In 2005, two nurses aides at Viewcrest Health Center were using a mechanical lift to move a resident from a wheelchair to bed. Without warning, the sling tore and the elderly woman fell to the floor. The fall left her in great pain and her overall condition deteriorated. Six days later, she died. OHFC investigators discovered that Viewcrest was using a sling that had been patched to fix a broken strap, despite the manufacturer's recommendation to discard and not repair damaged slings. Despite the harm to the resident, the OHFC did not cite Viewcrest for violating government rules.
Viewcrest was found at fault in 2006, when the OHFC ruled that the nursing home didn't properly care for a resident, a known falls risk, who fell and broke her neck. The OHFC did issue citations in that case. Two years later, in 2008, the OHFC again cited Viewcrest because it didn't develop a care plan to help a resident who had fallen 11 times.
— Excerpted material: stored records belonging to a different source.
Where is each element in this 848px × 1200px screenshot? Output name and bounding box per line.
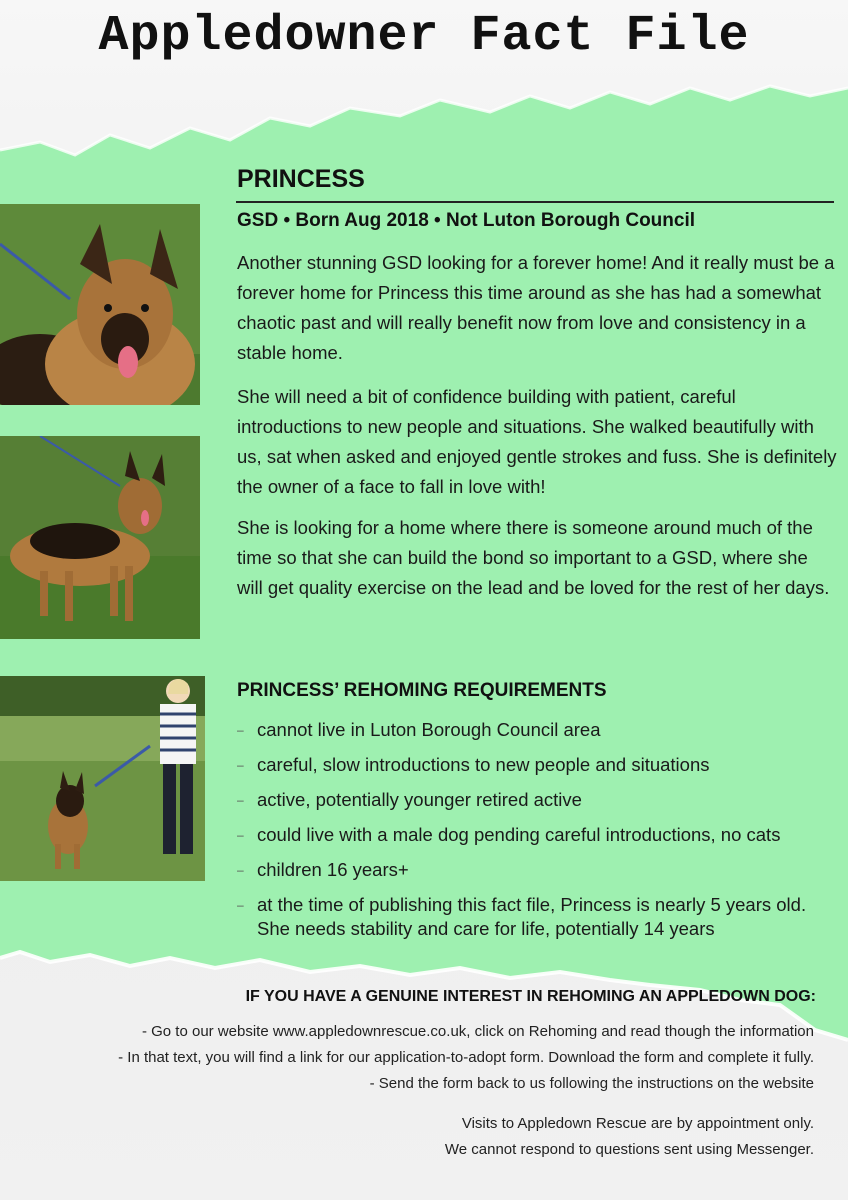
bullet-dash-icon: –	[237, 793, 244, 807]
requirement-item: – at the time of publishing this fact file, Princess is nearly 5 years old. She needs stability and care for life, potentially 14 years	[237, 894, 807, 939]
dog-headshot-photo	[0, 204, 200, 405]
page-title: Appledowner Fact File	[98, 8, 750, 65]
heading-divider	[236, 201, 834, 203]
requirement-item: – cannot live in Luton Borough Council area	[237, 719, 601, 740]
dog-standing-photo	[0, 436, 200, 639]
rehoming-step: - Send the form back to us following the instructions on the website	[369, 1075, 814, 1092]
requirements-list	[237, 718, 837, 952]
rehoming-steps	[118, 1019, 814, 1097]
description-paragraph: Another stunning GSD looking for a forever home! And it really must be a forever home for Princess this time around as she has had a somewhat chaotic past and will really benefit now from love and consistency in a stable home.	[237, 252, 835, 363]
requirement-item: – could live with a male dog pending careful introductions, no cats	[237, 824, 781, 845]
dog-summary-line: GSD • Born Aug 2018 • Not Luton Borough Council	[237, 210, 696, 231]
rehoming-step: - Go to our website www.appledownrescue.co.uk, click on Rehoming and read though the information	[141, 1023, 814, 1040]
description-paragraph: She will need a bit of confidence building with patient, careful introductions to new people and situations. She walked beautifully with us, sat when asked and enjoyed gentle strokes and fuss. She is definitely the owner of a face to fall in love with!	[237, 386, 837, 497]
rehoming-interest-heading: IF YOU HAVE A GENUINE INTEREST IN REHOMING AN APPLEDOWN DOG:	[245, 988, 816, 1005]
bullet-dash-icon: –	[237, 723, 244, 737]
description-paragraph: She is looking for a home where there is someone around much of the time so that she can build the bond so important to a GSD, where she will get quality exercise on the lead and be loved for the rest of her days.	[237, 517, 830, 598]
bullet-dash-icon: –	[237, 898, 244, 912]
visit-note: Visits to Appledown Rescue are by appointment only.	[461, 1115, 814, 1132]
requirement-item: – children 16 years+	[237, 859, 409, 880]
requirement-item: – careful, slow introductions to new people and situations	[237, 754, 710, 775]
requirement-item: – active, potentially younger retired active	[237, 789, 582, 810]
dog-name-heading: PRINCESS	[237, 165, 365, 193]
visit-notes	[445, 1111, 814, 1163]
rehoming-step: - In that text, you will find a link for our application-to-adopt form. Download the form and complete it fully.	[118, 1049, 814, 1066]
requirements-heading: PRINCESS’ REHOMING REQUIREMENTS	[237, 680, 607, 701]
dog-with-walker-photo	[0, 676, 205, 881]
bullet-dash-icon: –	[237, 863, 244, 877]
bullet-dash-icon: –	[237, 758, 244, 772]
bullet-dash-icon: –	[237, 828, 244, 842]
visit-note: We cannot respond to questions sent using Messenger.	[444, 1141, 814, 1158]
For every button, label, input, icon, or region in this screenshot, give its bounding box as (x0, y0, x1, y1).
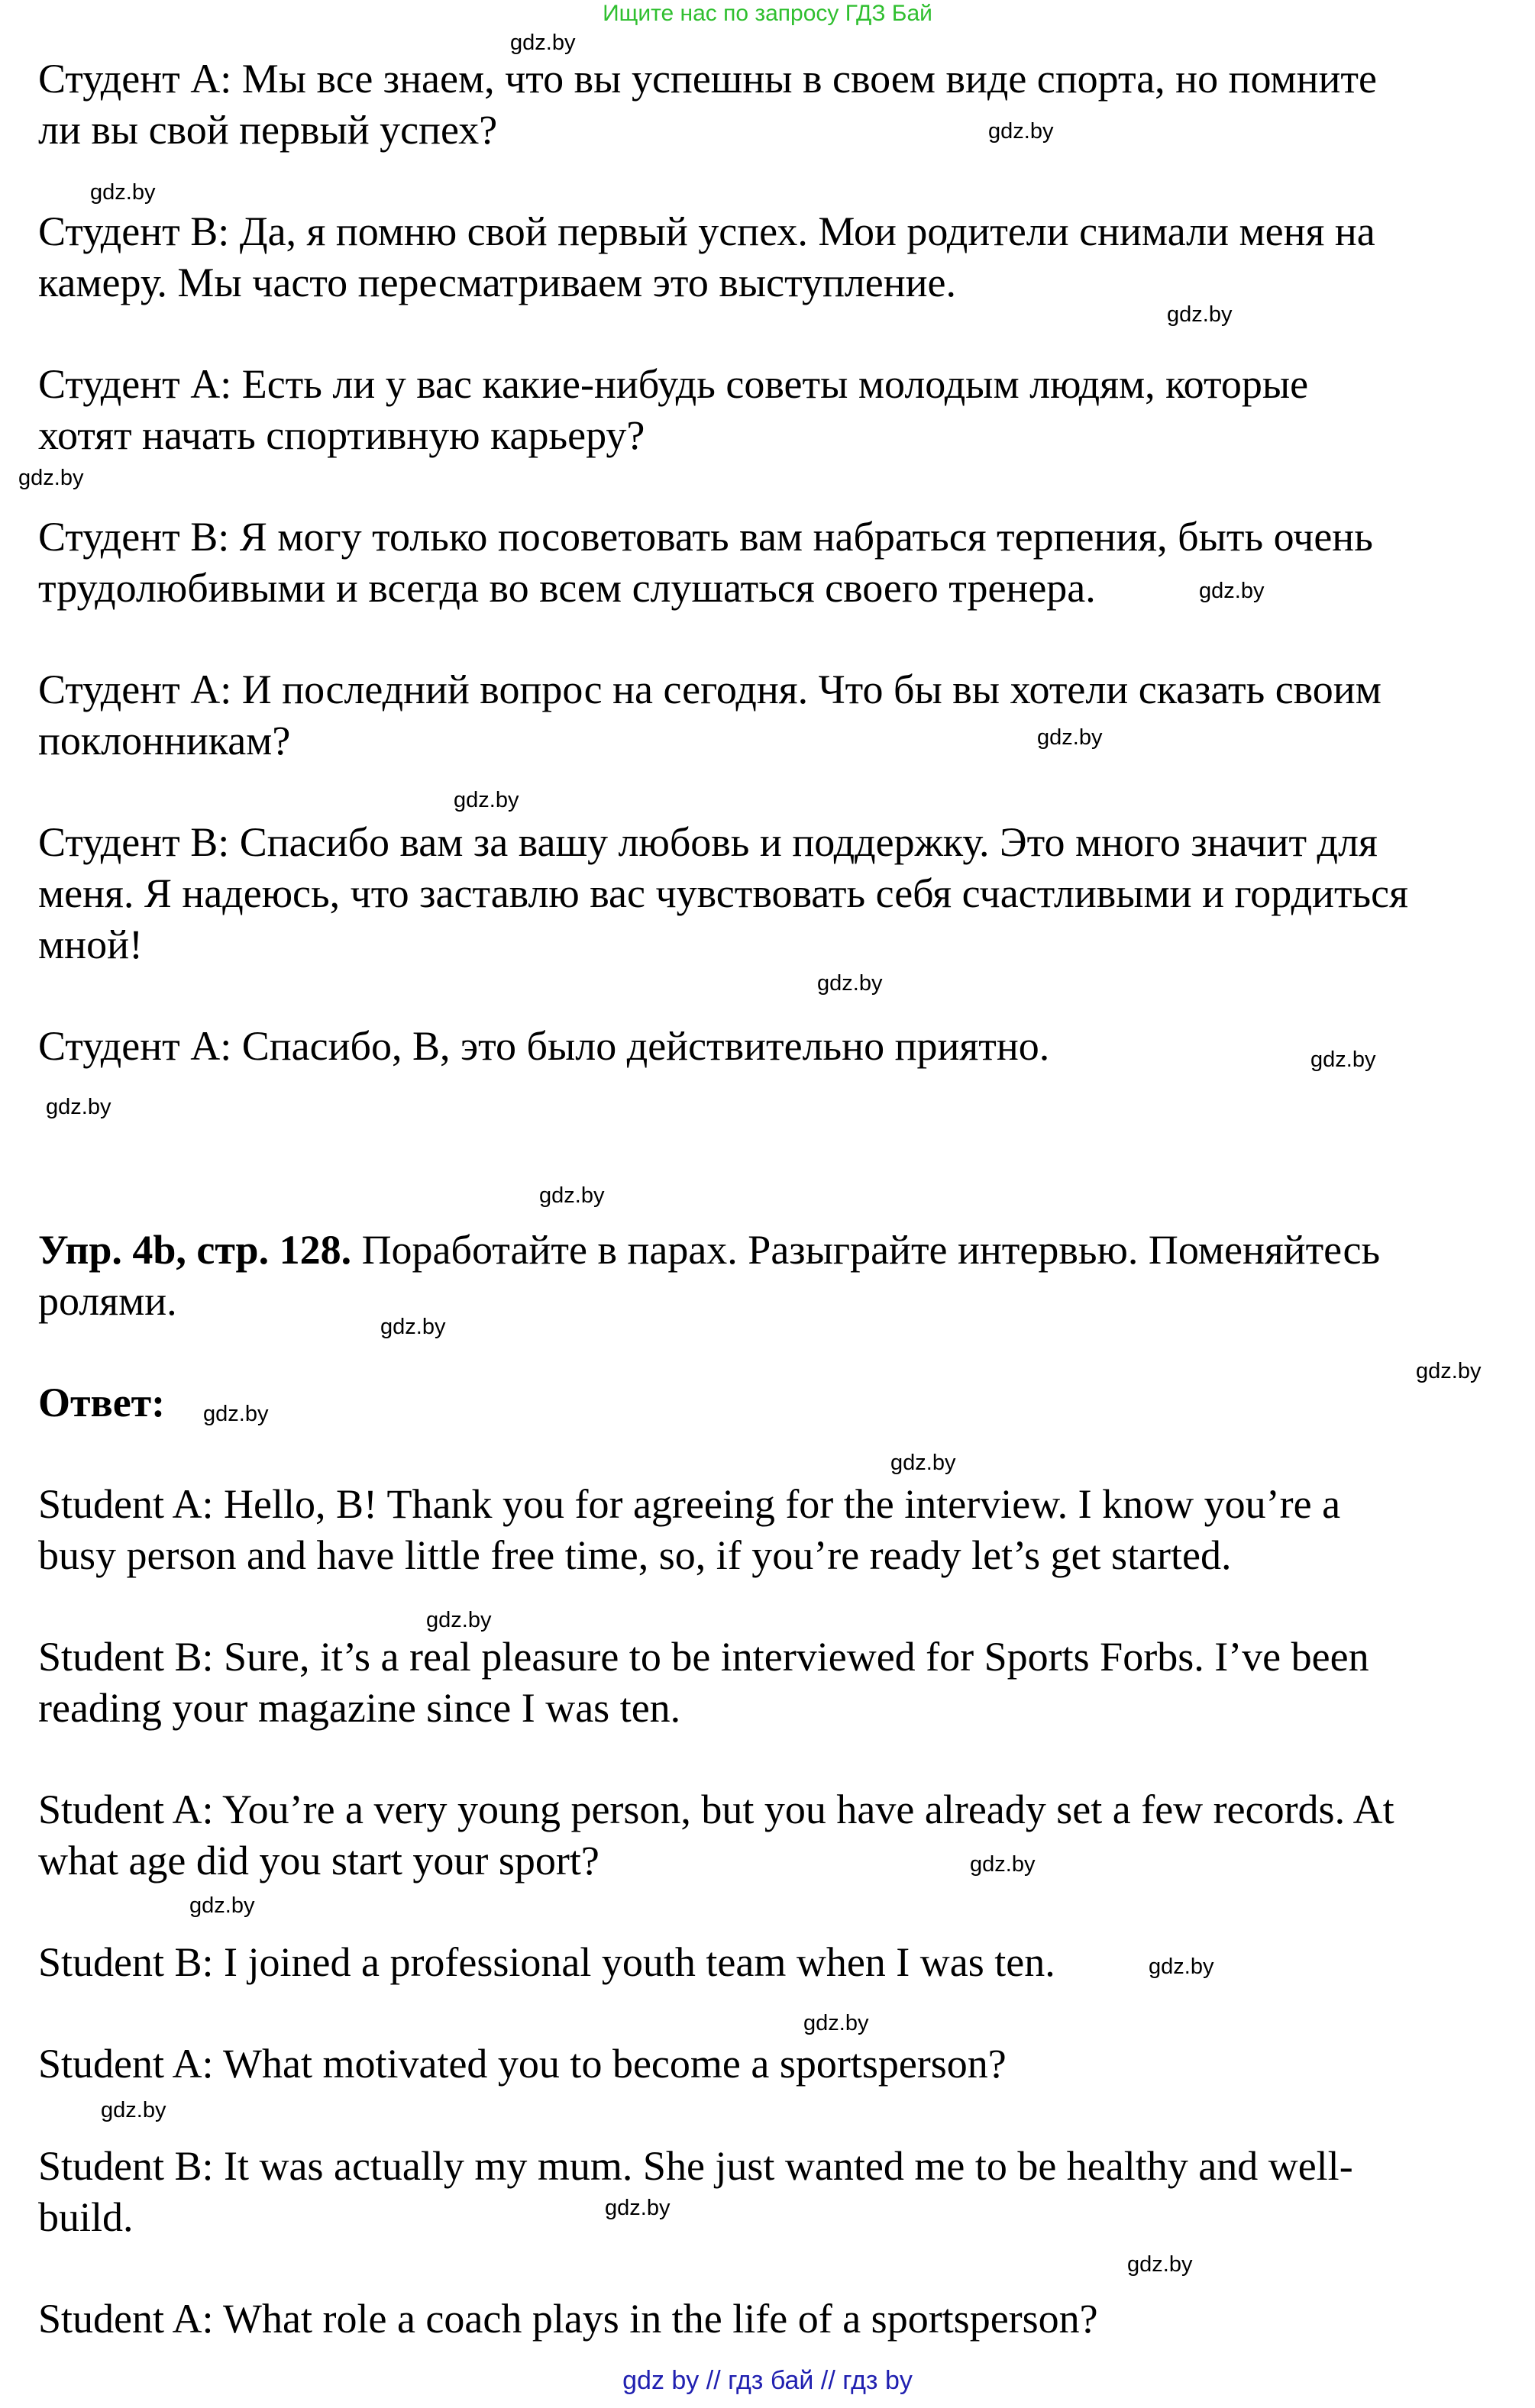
watermark: gdz.by (426, 1608, 492, 1632)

But in the same year, the OHFC determined Viewcrest was at fault when a resident rolled off a bed and broke her leg while being cared for by a nurses aide. The state regulators said the facility did a poor job training the aide to care for the resident. No citations were issued. Then, in 2009, there was another fall-related incident at Viewcrest. The staff left a resident, who was at risk for falls, alone in his wheelchair and did not activate an alarm that would have sounded as he fell and cut his head. For a third time in four years, the OHFC declined to issue citations for mistakes the home made that resulted in falls.
Helen Fellerman, 93, had a rare disease that made her particularly prone to bleeding. She was also unsteady, forgetful and had a history of falls. So alarms were attached to her bed and wheelchair at Stillwater Good Samaritan Center so staff members would know when she was on the move. But when Fellerman tumbled from her wheelchair on the night of Aug. 31, 2005, the alarm did not go off, an OHFC report noted. She had been left alone for about 30 minutes. She died three days later. The fall had caused bleeding inside her skull, made worse by her medical condition.